A mansão de Daniel Vorcaro, fundador do Banco Master, tornou-se um dos patrimônios de destaque nas investigações do caso Master. Avaliada pela Polícia Federal em aproximadamente R$ 30 milhões, a residência está situada em uma área nobre de Belo Horizonte e chama atenção pela estrutura de lazer e pelo alto padrão dos ambientes, segundo documentos do processo.
Registros anexados à investigação mostram que o imóvel possui piscina interna e externa, spa, cinema, academia, quadras esportivas, elevador e espaço gourmet com bares. Diante da falta de uma estrutura própria para um grupo especializado, a PF chegou a solicitar autorização para utilizar a mansão como base de trabalho em Minas Gerais.
A proposta da PF que acabou barrada pelo STF
O pedido foi apresentado em 18 de março pelo grupo da Polícia Federal responsável por investigações de corrupção e lavagem de dinheiro. A corporação sustentou que ainda não tinha uma sede física e apontou interesse público na utilização do imóvel diante das suspeitas apuradas no caso. A Procuradoria-Geral da República apoiou a solicitação.

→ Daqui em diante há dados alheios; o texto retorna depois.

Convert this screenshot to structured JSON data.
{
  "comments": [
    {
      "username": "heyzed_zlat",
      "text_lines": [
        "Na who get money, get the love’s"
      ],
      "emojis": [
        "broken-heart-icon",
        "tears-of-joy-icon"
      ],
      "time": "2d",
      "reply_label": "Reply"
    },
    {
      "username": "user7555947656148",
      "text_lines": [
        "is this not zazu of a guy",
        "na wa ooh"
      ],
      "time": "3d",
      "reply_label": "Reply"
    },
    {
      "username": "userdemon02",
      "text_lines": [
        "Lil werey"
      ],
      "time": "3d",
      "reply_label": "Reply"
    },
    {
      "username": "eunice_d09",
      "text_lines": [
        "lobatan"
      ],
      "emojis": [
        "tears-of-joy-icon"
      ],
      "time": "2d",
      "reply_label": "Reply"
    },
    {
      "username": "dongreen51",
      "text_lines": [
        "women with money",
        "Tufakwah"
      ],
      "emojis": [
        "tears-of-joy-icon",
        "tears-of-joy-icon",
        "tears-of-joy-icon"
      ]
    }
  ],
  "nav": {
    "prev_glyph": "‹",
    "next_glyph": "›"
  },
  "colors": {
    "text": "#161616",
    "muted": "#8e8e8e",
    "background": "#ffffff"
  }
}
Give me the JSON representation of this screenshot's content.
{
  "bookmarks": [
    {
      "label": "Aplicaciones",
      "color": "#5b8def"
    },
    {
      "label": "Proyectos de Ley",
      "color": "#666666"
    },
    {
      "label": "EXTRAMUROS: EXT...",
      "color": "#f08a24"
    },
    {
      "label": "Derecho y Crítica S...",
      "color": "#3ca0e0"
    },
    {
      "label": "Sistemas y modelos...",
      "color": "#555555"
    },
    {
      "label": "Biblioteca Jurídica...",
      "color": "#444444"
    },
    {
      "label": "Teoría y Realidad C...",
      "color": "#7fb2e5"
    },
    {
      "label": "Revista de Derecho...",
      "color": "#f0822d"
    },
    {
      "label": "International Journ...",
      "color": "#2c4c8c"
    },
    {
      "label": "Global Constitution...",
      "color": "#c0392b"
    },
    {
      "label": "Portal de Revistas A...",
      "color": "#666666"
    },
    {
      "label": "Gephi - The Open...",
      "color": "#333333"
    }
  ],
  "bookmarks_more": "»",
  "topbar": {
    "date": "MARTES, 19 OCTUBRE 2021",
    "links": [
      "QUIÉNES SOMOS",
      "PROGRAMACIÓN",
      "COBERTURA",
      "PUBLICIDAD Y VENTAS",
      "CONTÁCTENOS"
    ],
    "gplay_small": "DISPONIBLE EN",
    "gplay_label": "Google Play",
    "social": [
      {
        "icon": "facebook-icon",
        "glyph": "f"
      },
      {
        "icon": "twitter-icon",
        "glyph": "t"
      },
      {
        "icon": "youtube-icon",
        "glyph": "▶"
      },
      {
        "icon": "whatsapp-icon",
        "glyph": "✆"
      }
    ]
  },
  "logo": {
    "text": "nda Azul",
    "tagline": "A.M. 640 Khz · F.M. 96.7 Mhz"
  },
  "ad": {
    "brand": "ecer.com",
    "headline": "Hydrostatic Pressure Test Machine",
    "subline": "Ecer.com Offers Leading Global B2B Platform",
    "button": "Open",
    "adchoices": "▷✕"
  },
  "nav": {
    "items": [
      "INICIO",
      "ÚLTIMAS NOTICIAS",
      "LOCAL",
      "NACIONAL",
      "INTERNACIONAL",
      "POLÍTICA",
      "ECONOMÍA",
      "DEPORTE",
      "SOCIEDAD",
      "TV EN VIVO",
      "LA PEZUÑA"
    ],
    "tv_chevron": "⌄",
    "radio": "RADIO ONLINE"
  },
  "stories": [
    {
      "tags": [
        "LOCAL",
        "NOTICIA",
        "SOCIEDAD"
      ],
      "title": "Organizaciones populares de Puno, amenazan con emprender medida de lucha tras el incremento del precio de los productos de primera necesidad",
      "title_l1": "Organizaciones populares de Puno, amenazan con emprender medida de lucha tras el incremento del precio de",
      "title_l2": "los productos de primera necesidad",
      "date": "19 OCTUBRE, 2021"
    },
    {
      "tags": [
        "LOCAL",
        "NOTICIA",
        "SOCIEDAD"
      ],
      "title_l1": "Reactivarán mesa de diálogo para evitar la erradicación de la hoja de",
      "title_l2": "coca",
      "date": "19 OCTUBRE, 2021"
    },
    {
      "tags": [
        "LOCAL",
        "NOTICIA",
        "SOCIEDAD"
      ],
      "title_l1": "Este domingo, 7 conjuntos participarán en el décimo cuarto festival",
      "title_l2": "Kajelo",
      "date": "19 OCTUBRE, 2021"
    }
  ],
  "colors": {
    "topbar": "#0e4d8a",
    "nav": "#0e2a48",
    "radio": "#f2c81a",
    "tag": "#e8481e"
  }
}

O ministro André Mendonça, entretanto, entendeu que a propriedade possui características essencialmente residenciais e recreativas. Para ele, a transformação da mansão em unidade administrativa exigiria adaptações significativas e poderia provocar gastos elevados. Os advogados de Vorcaro classificaram como “absurdo” o pedido para que a PF utilizasse o imóvel.
Mansão de luxo pode acabar em leilão
Embora tenha recusado a utilização da residência pelos policiais, Mendonça considerou que a venda antecipada poderia atender melhor ao interesse público. A defesa tenta impedir o leilão e argumenta que a investigação ainda não foi concluída e que não existe ação penal instaurada que sustente a medida. Em 26 de agosto, a PGR se posicionou contra a suspensão da venda, enquanto o ministro ainda não havia definido o destino definitivo da propriedade.